Йозеф расспрашивал отца о жизни, и Эдуард всегда его успокаивал: никаких проблем нет, немцев интересуют только заводы и фабрики, полковник, очаровательный человек, порекомендовал ему почитать Ницше и даже дал свою настольную книгу «Человеческое, слишком человеческое»[62]. Они часто подолгу беседуют. Эдуард, как и все врачи, плохо разбирался в философии и никак не мог постичь, что это за тревожное, волнующее понятие – «химия чувств». Герхард (так звали полковника) объяснил, что он должен сублимировать свой инстинкт и покончить с метафизикой. Когда отец свернул разговор под тем предлогом, что ему нужно вернуться к чтению, Йозеф понял, что этот самый Герхард сидит напротив Эдуарда.

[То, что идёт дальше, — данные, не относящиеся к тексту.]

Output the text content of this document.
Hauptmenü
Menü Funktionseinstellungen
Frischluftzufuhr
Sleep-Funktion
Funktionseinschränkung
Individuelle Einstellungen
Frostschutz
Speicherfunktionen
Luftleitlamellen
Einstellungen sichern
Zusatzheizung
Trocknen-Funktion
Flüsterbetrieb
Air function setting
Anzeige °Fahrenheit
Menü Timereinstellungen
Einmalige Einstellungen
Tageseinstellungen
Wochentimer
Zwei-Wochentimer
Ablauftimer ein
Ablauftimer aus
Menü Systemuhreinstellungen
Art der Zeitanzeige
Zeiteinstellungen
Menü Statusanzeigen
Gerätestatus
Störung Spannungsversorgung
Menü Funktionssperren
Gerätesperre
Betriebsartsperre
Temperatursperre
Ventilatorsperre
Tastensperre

Чаще всего ожидание затягивалось до бесконечности. Сначала Йозеф брал с собой «Краткий курс энтомологии» и читал, сидя на лавке, или беседовал с товарищами по несчастью о непознаваемой тайне телефонной связи.
Других тем для разговора у посетителей почтамта не было.
Скорее всего, время ожидания никак не зависело от политических или военных обстоятельств, но полной уверенности в этом не было. Не один раз в моменты дипломатических кризисов и других угроз людей спокойно соединяли с Антверпеном, Севильей, Флоренцией или Гамбургом, а в минуты затишья связь отрубалась, и никто не знал почему.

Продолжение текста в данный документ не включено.